Some of Britain’s high street banks have launched new schemes to boost lending to SMEs this week, as the Business Secretary prepares to announce the launch of a small business investment bank.
RBS and Lloyds Bank have launched new or modified versions of lending schemes designed to help small and medium-sized and ‘mid-cap’ businesses to access credit.
The facilities both take advantage of the Government’s Funding for Lending scheme, where the Government underwrites cheaper loans to qualifying businesses.
They launched a day before Business Secretary Vince Cable is set to provide details of the government funded investment bank for small companies, as part of a new industrial strategy.
RBS on Monday launched the second version of its Manufacturing Fund, designed for smaller companies which offers cheaper borrowing rates and favours manufacturing companies.
RBS’s manufacturing fund will target medium sized businesses with annual sales of between £25 million and £500 million.
The fund will offer UK manufacturers fixed and variable rate loans of between £250,000 and £25 million. Manufacturers will also benefit from being able to defer any capital repayments for two years, RBS said.
“Through Funding for Lending, these are the most competitive terms that we have been able to offer manufacturers for several years,” said Peter Russell, RBS’s head of manufacturing.
The original Manufacturing Fund from RBS was launched in 2010. It is understood that less than 50% of the fund has been tapped. The bank repackaged the fund’s features to accommodate feedback from customers.
Lloyds Banking Group yesterday launched “Lloyds Funding for Lending”, which also utilises the Government’s Funding for Lending scheme.
The scheme offers a 1% reduction in the interest rate for new business loans and hire purchase, a discount for the full term of the loan and a minimum loan amount of £1,000 with no maximum limit.
The Lloyds fund is not sector-specific and it will be available to all SME and mid market customers, regardless of the sector that they operate in
“As part of our commitment to help Britain prosper we are determined to provide simple, transparent and competitive funding to ‘UK plc,” said Mark Stokes, managing director of mid markets at Lloyds Bank Wholesale Banking & Markets.

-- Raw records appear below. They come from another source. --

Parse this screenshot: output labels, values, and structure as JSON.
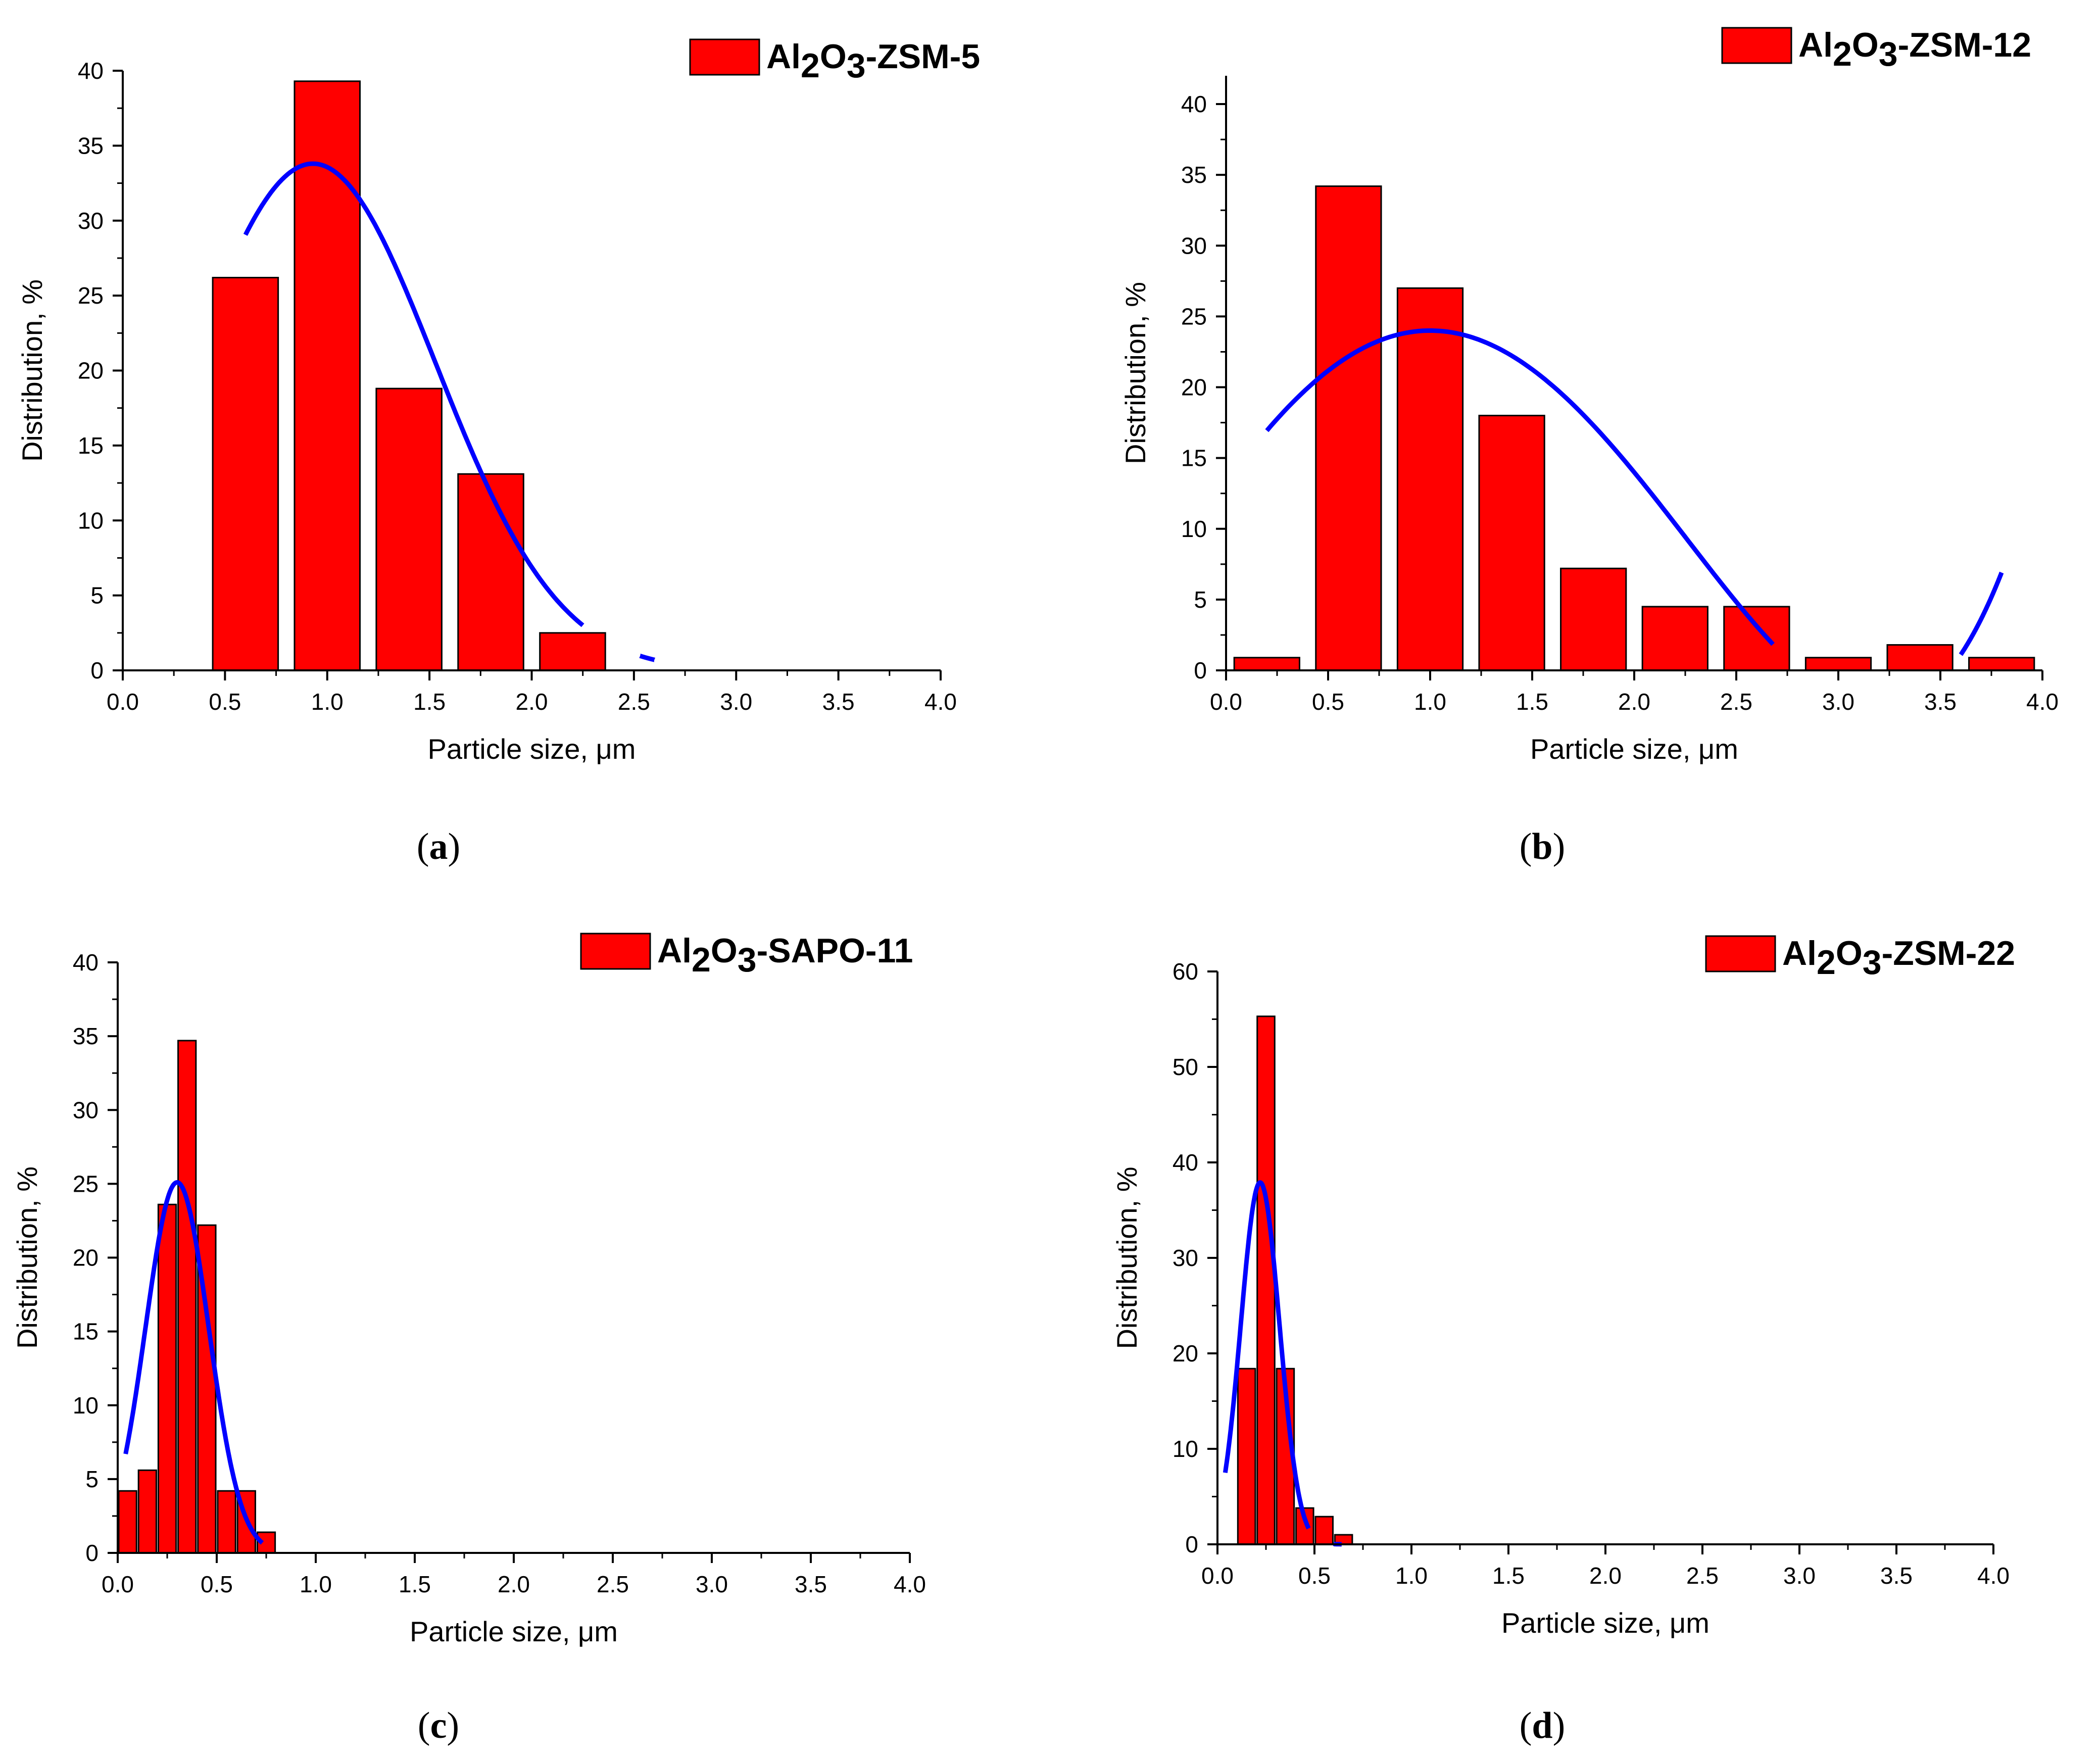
{
  "figure": {
    "colors": {
      "bar": "#ff0000",
      "fit": "#0000ff",
      "axis": "#000000"
    }
  },
  "chart_data": [
    {
      "id": "a",
      "caption": "a",
      "type": "bar",
      "legend": {
        "text": "Al",
        "sub1": "2",
        "mid": "O",
        "sub2": "3",
        "tail": "-ZSM-5",
        "position": "top-right"
      },
      "xlabel": "Particle size, μm",
      "ylabel": "Distribution, %",
      "xlim": [
        0,
        4
      ],
      "ylim": [
        0,
        40
      ],
      "xticks": [
        "0.0",
        "0.5",
        "1.0",
        "1.5",
        "2.0",
        "2.5",
        "3.0",
        "3.5",
        "4.0"
      ],
      "yticks": [
        "0",
        "5",
        "10",
        "15",
        "20",
        "25",
        "30",
        "35",
        "40"
      ],
      "bar_width": 0.32,
      "bars": [
        {
          "x": 0.6,
          "y": 26.2
        },
        {
          "x": 1.0,
          "y": 39.3
        },
        {
          "x": 1.4,
          "y": 18.8
        },
        {
          "x": 1.8,
          "y": 13.1
        },
        {
          "x": 2.2,
          "y": 2.5
        }
      ],
      "fit": {
        "type": "gaussian",
        "amp": 33.8,
        "mu": 0.93,
        "sigma": 0.6,
        "segments": [
          [
            0.6,
            2.25
          ],
          [
            2.53,
            2.6
          ]
        ]
      }
    },
    {
      "id": "b",
      "caption": "b",
      "type": "bar",
      "legend": {
        "text": "Al",
        "sub1": "2",
        "mid": "O",
        "sub2": "3",
        "tail": "-ZSM-12",
        "position": "top-right"
      },
      "xlabel": "Particle size, μm",
      "ylabel": "Distribution, %",
      "xlim": [
        0,
        4
      ],
      "ylim": [
        0,
        42
      ],
      "xticks": [
        "0.0",
        "0.5",
        "1.0",
        "1.5",
        "2.0",
        "2.5",
        "3.0",
        "3.5",
        "4.0"
      ],
      "yticks": [
        "0",
        "5",
        "10",
        "15",
        "20",
        "25",
        "30",
        "35",
        "40"
      ],
      "bar_width": 0.32,
      "bars": [
        {
          "x": 0.2,
          "y": 0.9
        },
        {
          "x": 0.6,
          "y": 34.2
        },
        {
          "x": 1.0,
          "y": 27.0
        },
        {
          "x": 1.4,
          "y": 18.0
        },
        {
          "x": 1.8,
          "y": 7.2
        },
        {
          "x": 2.2,
          "y": 4.5
        },
        {
          "x": 2.6,
          "y": 4.5
        },
        {
          "x": 3.0,
          "y": 0.9
        },
        {
          "x": 3.4,
          "y": 1.8
        },
        {
          "x": 3.8,
          "y": 0.9
        }
      ],
      "fit": {
        "type": "quartic",
        "coef": [
          24.0,
          -11.42,
          0.36,
          1.05
        ],
        "segments": [
          [
            0.2,
            2.68
          ],
          [
            3.6,
            3.8
          ]
        ]
      }
    },
    {
      "id": "c",
      "caption": "c",
      "type": "bar",
      "legend": {
        "text": "Al",
        "sub1": "2",
        "mid": "O",
        "sub2": "3",
        "tail": "-SAPO-11",
        "position": "top-right"
      },
      "xlabel": "Particle size, μm",
      "ylabel": "Distribution, %",
      "xlim": [
        0,
        4
      ],
      "ylim": [
        0,
        40
      ],
      "xticks": [
        "0.0",
        "0.5",
        "1.0",
        "1.5",
        "2.0",
        "2.5",
        "3.0",
        "3.5",
        "4.0"
      ],
      "yticks": [
        "0",
        "5",
        "10",
        "15",
        "20",
        "25",
        "30",
        "35",
        "40"
      ],
      "bar_width": 0.09,
      "bars": [
        {
          "x": 0.05,
          "y": 4.2
        },
        {
          "x": 0.15,
          "y": 5.6
        },
        {
          "x": 0.25,
          "y": 23.6
        },
        {
          "x": 0.35,
          "y": 34.7
        },
        {
          "x": 0.45,
          "y": 22.2
        },
        {
          "x": 0.55,
          "y": 4.2
        },
        {
          "x": 0.65,
          "y": 4.2
        },
        {
          "x": 0.75,
          "y": 1.4
        }
      ],
      "fit": {
        "type": "gaussian",
        "amp": 25.1,
        "mu": 0.3,
        "sigma": 0.16,
        "segments": [
          [
            0.04,
            0.73
          ]
        ]
      }
    },
    {
      "id": "d",
      "caption": "d",
      "type": "bar",
      "legend": {
        "text": "Al",
        "sub1": "2",
        "mid": "O",
        "sub2": "3",
        "tail": "-ZSM-22",
        "position": "top-right"
      },
      "xlabel": "Particle size, μm",
      "ylabel": "Distribution, %",
      "xlim": [
        0,
        4
      ],
      "ylim": [
        0,
        60
      ],
      "xticks": [
        "0.0",
        "0.5",
        "1.0",
        "1.5",
        "2.0",
        "2.5",
        "3.0",
        "3.5",
        "4.0"
      ],
      "yticks": [
        "0",
        "10",
        "20",
        "30",
        "40",
        "50",
        "60"
      ],
      "bar_width": 0.09,
      "bars": [
        {
          "x": 0.15,
          "y": 18.4
        },
        {
          "x": 0.25,
          "y": 55.3
        },
        {
          "x": 0.35,
          "y": 18.4
        },
        {
          "x": 0.45,
          "y": 3.8
        },
        {
          "x": 0.55,
          "y": 2.9
        },
        {
          "x": 0.65,
          "y": 1.0
        }
      ],
      "fit": {
        "type": "gaussian",
        "amp": 37.9,
        "mu": 0.22,
        "sigma": 0.1,
        "segments": [
          [
            0.04,
            0.47
          ],
          [
            0.6,
            0.64
          ]
        ]
      }
    }
  ]
}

And today (Tuesday), the new boss of Barclays Anthony Jenkins told the BBC that he will be “quick and bold in making reforms at the bank”.
Mr Jenkins is looking to rebuild the banks’ reputation after a series of scandals, including Libor interest rate-fixing.
British banks seem to be queuing up to help smaller companies and to show a business-friendly face to a largely disenfranchised SME customer base.
But the new loan schemes and Barclays statement come just when Business Secretary Vince Cable is due to announce the government’s new industrial strategy later today. This will provide details of a new government-underwritten investment bank, designed specifically to provide loans to SMEs, especially small companies which hitherto have generally had the biggest problems borrowing money.
One SME manufacturer who runs a cosmetics company told TM, regarding the timing of the new SME lending schemes, “Coming this week with Cable launching this investment bank, it looks like closing the stable door after the horse has bolted. Why couldn’t banks have offered these cheaper rates a year or more ago?”